Непальская красная нить - стр. 20
Избегая лишних деталей и домыслов, я сообщила, что посетила академию красоты и редакцию газеты, в итоге вышла на клуб «Лотос Лакшми», куда Алла с большой долей вероятности могла заходить или ходит до сих пор.
– Вам что-нибудь известно об этом клубе? – спросила я, завершив отчет. – Как думаете, Алла заинтересовалась бы таким местом?
– Нет… ничего не известно… Но Алле бы там понравилось… с учетом ее интереса к Востоку… Давайте остановимся…
Он тяжело опустился на скамейку напротив здания Союза художников. Я подала Первухину бутылочку с водой, а сама использовала перерыв, чтобы повторно выполнить растяжку.
Вокруг ни души, город еще спал, лишь ранняя пташка пронеслась мимо на светло-сером «Ниссане», да круглосуточная аптека через дорогу приглашала заглянуть своей открытой дверью.
– Алла нашла в восточной мудрости отдушину, порядок, смысл, – неторопливо рассказывал Первухин, приводя в порядок дыхание и мысли. Вспоминать недавние грустные события подчас тяжелее, чем случившиеся при царе Горохе. – Меня это успокаивало, потому что после смерти Лизы девочке требовались умиротворение и надежда. Знаете, Алла даже татуировку сделала. Падма.
Признаюсь, слово мне незнакомое. Это он про цветок на бедре девушки?
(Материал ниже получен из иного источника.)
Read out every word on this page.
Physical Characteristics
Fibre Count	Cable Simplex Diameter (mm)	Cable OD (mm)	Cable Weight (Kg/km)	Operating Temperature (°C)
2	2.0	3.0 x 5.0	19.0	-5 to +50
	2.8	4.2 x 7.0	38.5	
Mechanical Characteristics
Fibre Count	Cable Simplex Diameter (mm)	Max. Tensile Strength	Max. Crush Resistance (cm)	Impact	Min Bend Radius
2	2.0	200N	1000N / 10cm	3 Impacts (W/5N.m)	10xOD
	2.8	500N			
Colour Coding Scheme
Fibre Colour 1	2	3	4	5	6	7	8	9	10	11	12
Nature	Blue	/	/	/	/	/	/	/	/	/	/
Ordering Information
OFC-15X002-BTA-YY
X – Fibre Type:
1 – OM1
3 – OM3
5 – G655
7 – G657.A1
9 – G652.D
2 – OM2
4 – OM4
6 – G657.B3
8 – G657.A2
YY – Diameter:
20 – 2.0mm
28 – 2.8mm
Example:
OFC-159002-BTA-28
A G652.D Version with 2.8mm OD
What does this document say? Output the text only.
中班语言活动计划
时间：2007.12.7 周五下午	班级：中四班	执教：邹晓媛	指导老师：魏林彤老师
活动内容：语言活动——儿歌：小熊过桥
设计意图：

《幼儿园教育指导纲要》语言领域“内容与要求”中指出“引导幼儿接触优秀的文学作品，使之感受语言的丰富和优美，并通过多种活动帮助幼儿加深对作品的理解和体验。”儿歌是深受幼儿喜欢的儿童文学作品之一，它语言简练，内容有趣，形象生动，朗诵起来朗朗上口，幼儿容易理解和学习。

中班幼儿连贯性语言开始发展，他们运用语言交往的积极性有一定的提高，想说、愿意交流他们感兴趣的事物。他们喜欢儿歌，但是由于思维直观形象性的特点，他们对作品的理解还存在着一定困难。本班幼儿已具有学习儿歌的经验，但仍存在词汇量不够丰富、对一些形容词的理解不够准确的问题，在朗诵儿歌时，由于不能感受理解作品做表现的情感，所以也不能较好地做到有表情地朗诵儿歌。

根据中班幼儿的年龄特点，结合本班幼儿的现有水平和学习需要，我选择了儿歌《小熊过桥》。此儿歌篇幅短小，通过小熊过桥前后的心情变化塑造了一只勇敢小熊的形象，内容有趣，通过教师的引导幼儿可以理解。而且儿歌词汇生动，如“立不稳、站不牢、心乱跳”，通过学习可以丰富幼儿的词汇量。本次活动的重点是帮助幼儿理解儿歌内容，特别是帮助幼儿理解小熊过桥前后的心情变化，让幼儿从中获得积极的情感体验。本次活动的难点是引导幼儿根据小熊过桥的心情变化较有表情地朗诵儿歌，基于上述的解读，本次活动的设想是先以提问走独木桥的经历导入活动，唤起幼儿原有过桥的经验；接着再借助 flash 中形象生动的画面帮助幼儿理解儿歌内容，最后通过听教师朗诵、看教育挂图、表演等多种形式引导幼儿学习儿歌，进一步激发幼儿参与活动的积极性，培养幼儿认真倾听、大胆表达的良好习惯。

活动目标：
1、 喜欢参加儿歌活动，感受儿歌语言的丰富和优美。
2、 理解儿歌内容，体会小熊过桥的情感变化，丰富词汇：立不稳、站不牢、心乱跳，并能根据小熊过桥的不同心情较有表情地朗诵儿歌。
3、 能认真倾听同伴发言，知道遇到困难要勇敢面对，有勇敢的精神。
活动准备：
– Что такое падма? – прямо спросила я.
– Символ в виде цветущего лотоса. – Ответ подтвердил мои догадки. – Правда, я своими глазами не видел. Однажды она пришла из тату-салона и сказала, что нашла себе красивую картинку. Показала на телефоне фотографию из альбома. Мы с ней тогда много говорили. Минуты общения между нами стали очень редки в последнее время.
– Вы одобрили татуировку? – Я присела рядом и достала свою бутылочку.
– Нет. Но Алле ничего не сказал. Пусть ходит с татушкой, если хочет.
– Почему не одобрили?
– Тату набивают по двум причинам. Первая – избыток свободного времени и жажда ярких впечатлений, чего-то свеженького. Вторая – подавляемое недовольство собой, желание себя перекромсать. Все равно что резать бритвой лицо перед зеркалом. Тот, кто собой доволен и у кого жизнь насыщена, не нуждается в «рисовании».
Что-то в его словах есть. По крайней мере, мои многолетние наблюдения за людьми отчасти подтверждали выводы Первухина.
– Знаете, – продолжал он, – при покраске волос девушка ведь тоже не дурью мается, а хочет каких-то изменений в себе и в своей жизни.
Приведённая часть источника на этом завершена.